Beat : underground berlinoise et ténèbres techno

Dingue de techno, camé jusqu’aux yeux, adepte des amours d’un soir et si possible à plusieurs … Beat est un pur produit de l’underground à la berlinoise … et il aime ça ! A tel point qu’il en a fait son job, lui qui assure la prog d’une boite de nuit qu’il a montée avec son meilleur pote. Tout serait pour le mieux dans le meilleur des mondes électro possibles, si d’un seul coup le dit pote ne ramenait un troisième associé sorti de nulle part et qu’un tueur ne choisissait l’endroit pour y exhiber ses victimes.  e qui vient coller un dawa pas possible dans ce business pourtant bien huilé et dans la petite routine psychotrope de Beat. Lequel va pas sortir indemne de cette aventure.

Voici en gros le pitch de la série TV allemande éponyme Beat, et je vous jure que vous êtes ici loin du compte car le réal Marco Kreuzpainter, en suivant la progression de son anti-héros au pays des emmerdes, n’y va pas de main morte avec la cuillère à coke. En sept épisodes qui alternent montée d’adrénaline et introspection douloureuse, Beat se retrouve plongé à son corps défendant dans un univers parallèle où mafieux de la pire espèce et barbouzes peu reluisants se donnent la chasse. Et dans ce jeu de dupes, Beat est un pion convoité, de par ses réseaux et son implication dans le monde la nuit.

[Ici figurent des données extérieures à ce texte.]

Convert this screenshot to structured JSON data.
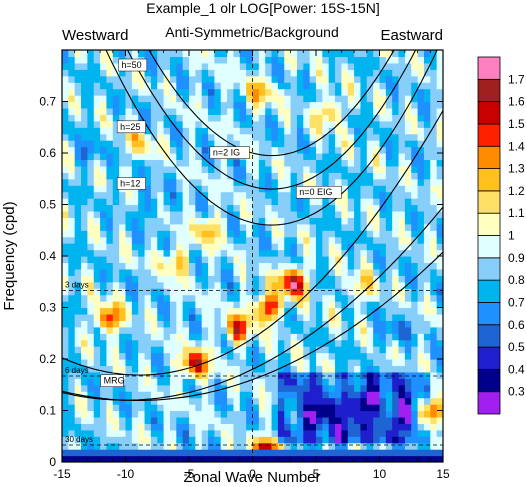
{
  "chart_data": {
    "type": "heatmap",
    "title": "Example_1 olr LOG[Power: 15S-15N]",
    "subtitle_left": "Westward",
    "subtitle_center": "Anti-Symmetric/Background",
    "subtitle_right": "Eastward",
    "xlabel": "Zonal Wave Number",
    "ylabel": "Frequency (cpd)",
    "xlim": [
      -15,
      15
    ],
    "ylim": [
      0,
      0.8
    ],
    "xticks": [
      -15,
      -10,
      -5,
      0,
      5,
      10,
      15
    ],
    "yticks": [
      0,
      0.1,
      0.2,
      0.3,
      0.4,
      0.5,
      0.6,
      0.7
    ],
    "ytick_labels": [
      "0",
      "0.1",
      "0.2",
      "0.3",
      "0.4",
      "0.5",
      "0.6",
      "0.7"
    ],
    "colorbar": {
      "levels": [
        "0.3",
        "0.4",
        "0.5",
        "0.6",
        "0.7",
        "0.8",
        "0.9",
        "1",
        "1.1",
        "1.2",
        "1.3",
        "1.4",
        "1.5",
        "1.6",
        "1.7"
      ],
      "colors": [
        "#a020f0",
        "#00008b",
        "#1f1fcd",
        "#1e64d2",
        "#1e90ff",
        "#00b4f0",
        "#87cefa",
        "#e0ffff",
        "#ffffc0",
        "#ffe066",
        "#ffc020",
        "#ff8c00",
        "#ff2000",
        "#c80000",
        "#a02020",
        "#ff80c0"
      ]
    },
    "reference_lines": [
      {
        "label": "3 days",
        "frequency": 0.333
      },
      {
        "label": "6 days",
        "frequency": 0.167
      },
      {
        "label": "30 days",
        "frequency": 0.033
      }
    ],
    "dispersion_curves": [
      {
        "label": "h=50",
        "type": "IG"
      },
      {
        "label": "h=25",
        "type": "IG"
      },
      {
        "label": "h=12",
        "type": "IG"
      },
      {
        "label": "n=2 IG",
        "type": "IG"
      },
      {
        "label": "n=0 EIG",
        "type": "EIG"
      },
      {
        "label": "MRG",
        "type": "MRG"
      }
    ],
    "peaks": [
      {
        "k": -11.3,
        "f": 0.28,
        "value": 1.5
      },
      {
        "k": -4.6,
        "f": 0.19,
        "value": 1.6
      },
      {
        "k": -1.2,
        "f": 0.26,
        "value": 1.5
      },
      {
        "k": 1.2,
        "f": 0.3,
        "value": 1.6
      },
      {
        "k": 3.2,
        "f": 0.35,
        "value": 1.7
      },
      {
        "k": 1.2,
        "f": 0.02,
        "value": 1.7
      },
      {
        "k": 14.0,
        "f": 0.1,
        "value": 1.7
      },
      {
        "k": -3.5,
        "f": 0.45,
        "value": 1.3
      },
      {
        "k": 0.5,
        "f": 0.72,
        "value": 1.3
      },
      {
        "k": 6.0,
        "f": 0.68,
        "value": 1.3
      },
      {
        "k": -9.0,
        "f": 0.62,
        "value": 1.2
      },
      {
        "k": -6.0,
        "f": 0.39,
        "value": 1.3
      },
      {
        "k": 8.5,
        "f": 0.34,
        "value": 1.2
      }
    ],
    "lows": [
      {
        "k": 5.0,
        "f": 0.09,
        "value": 0.5
      },
      {
        "k": 9.0,
        "f": 0.12,
        "value": 0.5
      },
      {
        "k": 12.0,
        "f": 0.09,
        "value": 0.5
      },
      {
        "k": -13.0,
        "f": 0.6,
        "value": 0.7
      },
      {
        "k": -8.0,
        "f": 0.5,
        "value": 0.7
      },
      {
        "k": 11.0,
        "f": 0.25,
        "value": 0.7
      },
      {
        "k": 7.0,
        "f": 0.05,
        "value": 0.6
      }
    ]
  }
}
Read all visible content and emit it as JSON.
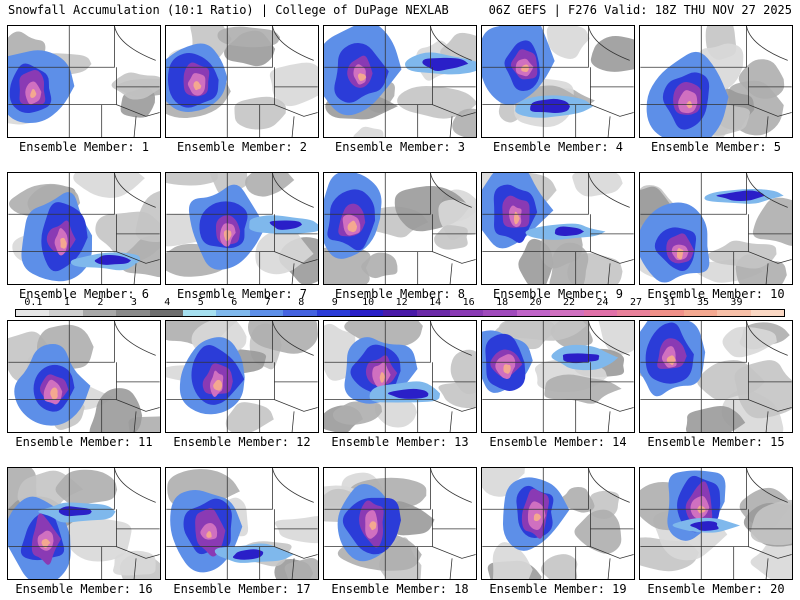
{
  "header": {
    "title": "Snowfall Accumulation (10:1 Ratio) | College of DuPage NEXLAB",
    "run_info": "06Z GEFS | F276 Valid: 18Z THU NOV 27 2025"
  },
  "colorbar": {
    "labels": [
      "0.1",
      "1",
      "2",
      "3",
      "4",
      "5",
      "6",
      "7",
      "8",
      "9",
      "10",
      "12",
      "14",
      "16",
      "18",
      "20",
      "22",
      "24",
      "27",
      "31",
      "35",
      "39"
    ],
    "colors": [
      "#e6e6e6",
      "#cfcfcf",
      "#a8a8a8",
      "#8a8a8a",
      "#6e6e6e",
      "#a6e0f0",
      "#7fb8ec",
      "#5d8fe8",
      "#4563e0",
      "#2b3cd8",
      "#2a1fc8",
      "#4a1aa8",
      "#6c2aa8",
      "#8a3ab4",
      "#a04abc",
      "#c064c8",
      "#d070c0",
      "#e070a8",
      "#e8809a",
      "#f09088",
      "#f4a890",
      "#f8c0a8",
      "#fbd8c4"
    ]
  },
  "members": [
    {
      "label": "Ensemble Member: 1"
    },
    {
      "label": "Ensemble Member: 2"
    },
    {
      "label": "Ensemble Member: 3"
    },
    {
      "label": "Ensemble Member: 4"
    },
    {
      "label": "Ensemble Member: 5"
    },
    {
      "label": "Ensemble Member: 6"
    },
    {
      "label": "Ensemble Member: 7"
    },
    {
      "label": "Ensemble Member: 8"
    },
    {
      "label": "Ensemble Member: 9"
    },
    {
      "label": "Ensemble Member: 10"
    },
    {
      "label": "Ensemble Member: 11"
    },
    {
      "label": "Ensemble Member: 12"
    },
    {
      "label": "Ensemble Member: 13"
    },
    {
      "label": "Ensemble Member: 14"
    },
    {
      "label": "Ensemble Member: 15"
    },
    {
      "label": "Ensemble Member: 16"
    },
    {
      "label": "Ensemble Member: 17"
    },
    {
      "label": "Ensemble Member: 18"
    },
    {
      "label": "Ensemble Member: 19"
    },
    {
      "label": "Ensemble Member: 20"
    }
  ]
}
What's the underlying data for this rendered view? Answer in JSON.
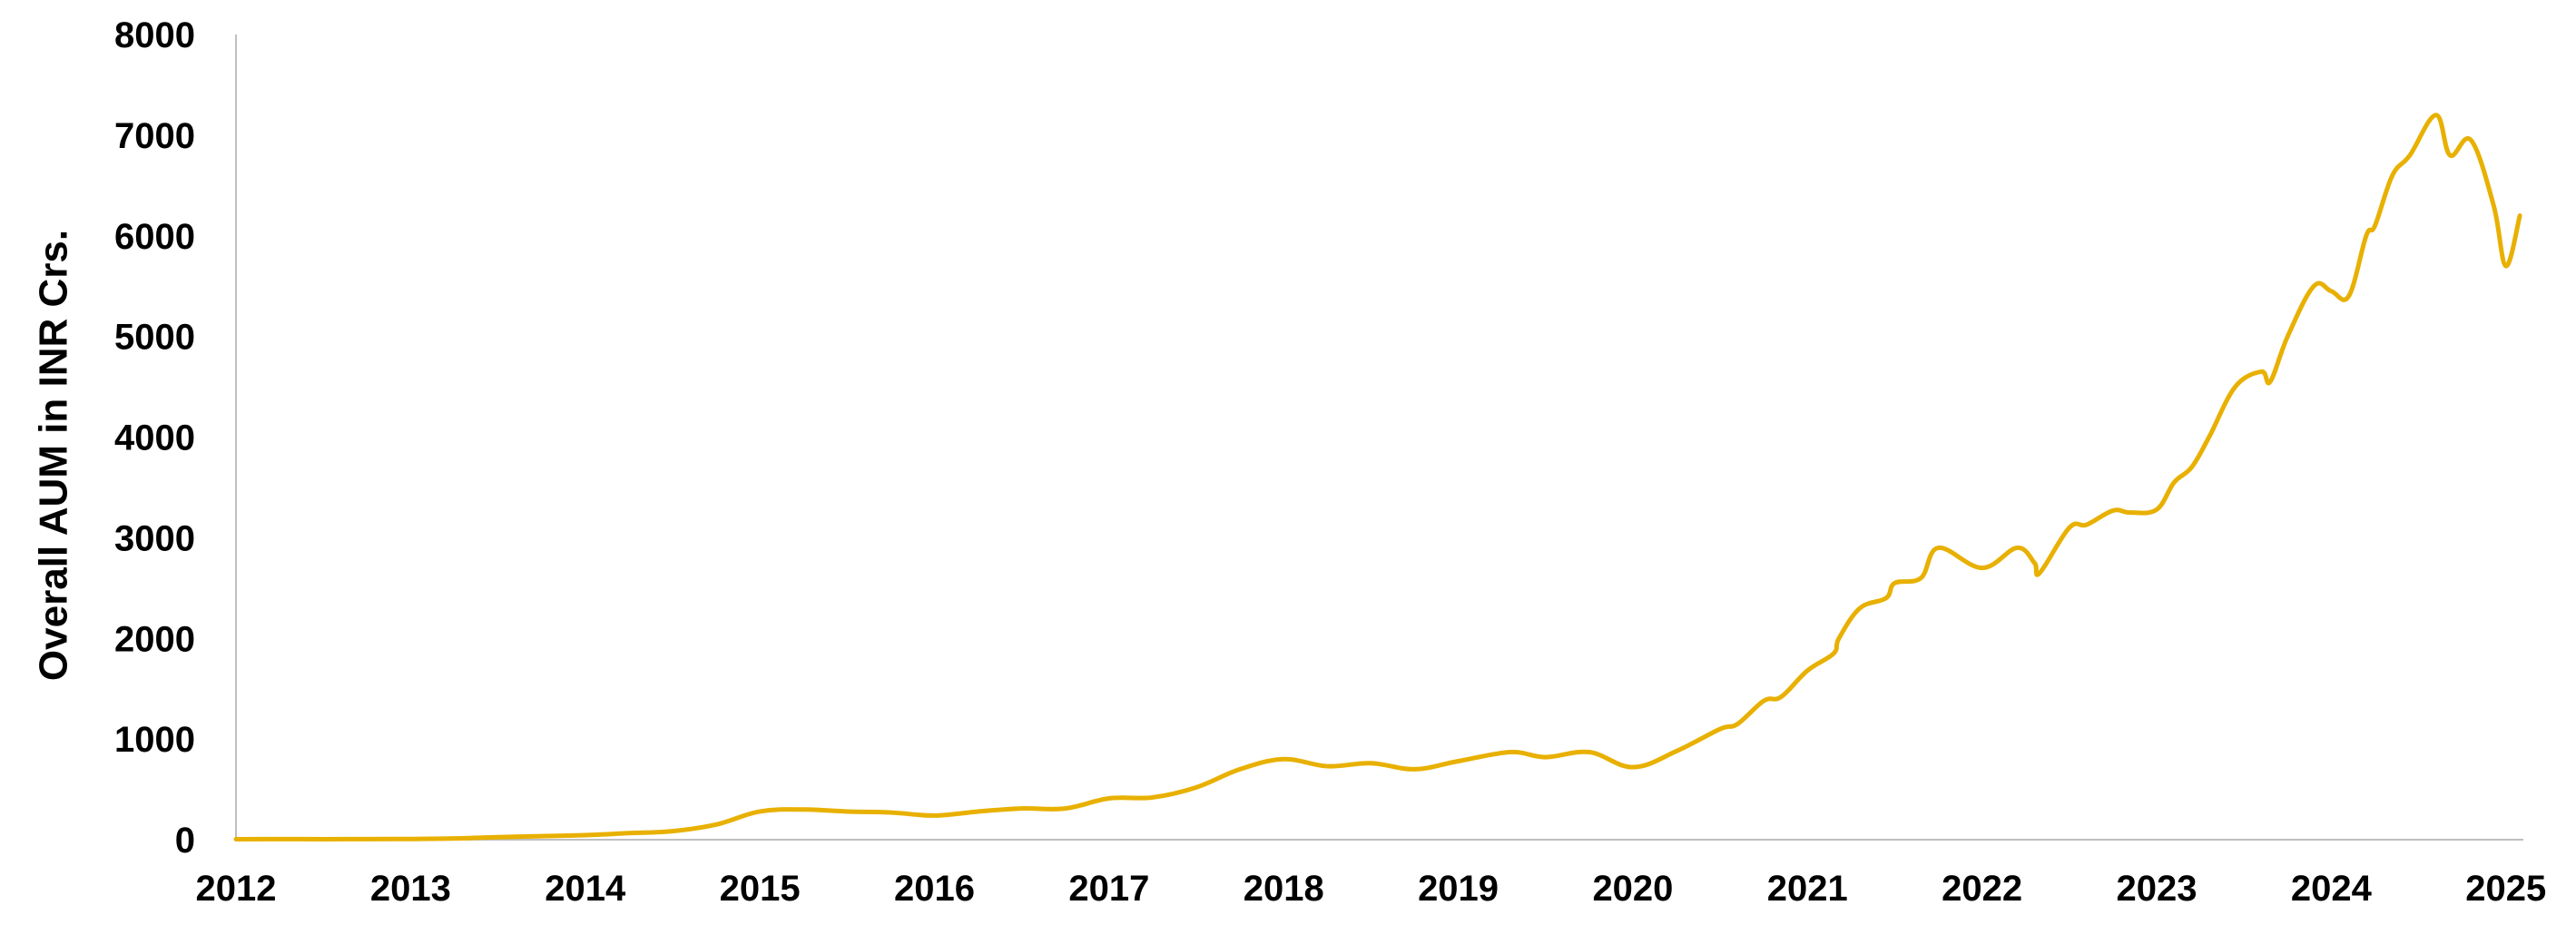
{
  "chart_data": {
    "type": "line",
    "title": "",
    "xlabel": "",
    "ylabel": "Overall AUM in INR Crs.",
    "ylim": [
      0,
      8000
    ],
    "xlim": [
      2012,
      2025.1
    ],
    "x_ticks": [
      "2012",
      "2013",
      "2014",
      "2015",
      "2016",
      "2017",
      "2018",
      "2019",
      "2020",
      "2021",
      "2022",
      "2023",
      "2024",
      "2025"
    ],
    "y_ticks": [
      "0",
      "1000",
      "2000",
      "3000",
      "4000",
      "5000",
      "6000",
      "7000",
      "8000"
    ],
    "grid": false,
    "legend": "none",
    "series": [
      {
        "color": "#E8B000",
        "x": [
          2012.0,
          2012.25,
          2012.5,
          2012.75,
          2013.0,
          2013.25,
          2013.5,
          2013.75,
          2014.0,
          2014.25,
          2014.5,
          2014.75,
          2015.0,
          2015.25,
          2015.5,
          2015.75,
          2016.0,
          2016.25,
          2016.5,
          2016.75,
          2017.0,
          2017.25,
          2017.5,
          2017.75,
          2018.0,
          2018.25,
          2018.5,
          2018.75,
          2019.0,
          2019.3,
          2019.5,
          2019.75,
          2020.0,
          2020.25,
          2020.5,
          2020.6,
          2020.75,
          2020.85,
          2021.0,
          2021.15,
          2021.18,
          2021.3,
          2021.45,
          2021.5,
          2021.65,
          2021.75,
          2022.0,
          2022.2,
          2022.3,
          2022.33,
          2022.5,
          2022.6,
          2022.75,
          2022.85,
          2023.0,
          2023.1,
          2023.2,
          2023.3,
          2023.45,
          2023.6,
          2023.65,
          2023.75,
          2023.9,
          2024.0,
          2024.1,
          2024.2,
          2024.25,
          2024.35,
          2024.45,
          2024.6,
          2024.68,
          2024.8,
          2024.93,
          2025.0,
          2025.08
        ],
        "values": [
          5,
          6,
          5,
          6,
          7,
          12,
          25,
          35,
          45,
          65,
          85,
          150,
          280,
          300,
          280,
          270,
          240,
          280,
          310,
          310,
          410,
          420,
          520,
          700,
          800,
          730,
          760,
          700,
          780,
          870,
          820,
          870,
          720,
          880,
          1100,
          1150,
          1380,
          1420,
          1680,
          1850,
          2000,
          2300,
          2400,
          2550,
          2600,
          2900,
          2700,
          2900,
          2750,
          2650,
          3100,
          3130,
          3270,
          3250,
          3280,
          3550,
          3700,
          4000,
          4500,
          4650,
          4550,
          5000,
          5500,
          5450,
          5400,
          6000,
          6100,
          6600,
          6800,
          7200,
          6800,
          6950,
          6300,
          5700,
          6200
        ]
      }
    ]
  }
}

Il pourrait tout envoyer paître … mais à la clé il y aurait la sécurité de ses amis et des informations sur son passé, ces parents qui ont disparu du jour au lendemain de son existence … et là aussi Beat ne va pas être déçu du tableau. Bon à ce stade, vous avez compris que cette série vaut son pesant de cacahuètes, et que si vous mettez un doigt dedans, attendez-vous à enfiler tous les épisodes d’une traite, d’autant plus que les péripéties ne manquent guère ainsi que les atrocités et les protagonistes tortueux à souhait. Au finish, Beat est probablement le moins nocif de cette galerie de psychopathes de compétition.

Sa rédemption est campée bille en tête par l’excellent Jannis Niewöhner qui donne la réplique au tout aussi talentueux Alexander Fehling, sidérant dans son rôle de gangster pervers et cynique. Big up pour la BO  bien sûr et pour la qualité de l’image, toute une nuance de gris et de bleus qui évoque le Possession de Zulawski. Bon maintenant que vous salivez, annulez tous les rdv du week-end, prévoyez le pop-corn et la pizza, le plaid et la tasse de thé … et savourez l’ensemble, en VO selon moi, car la diction des acteurs joue beaucoup dans cette atmosphère particulièrement lourde, délétère et addictive.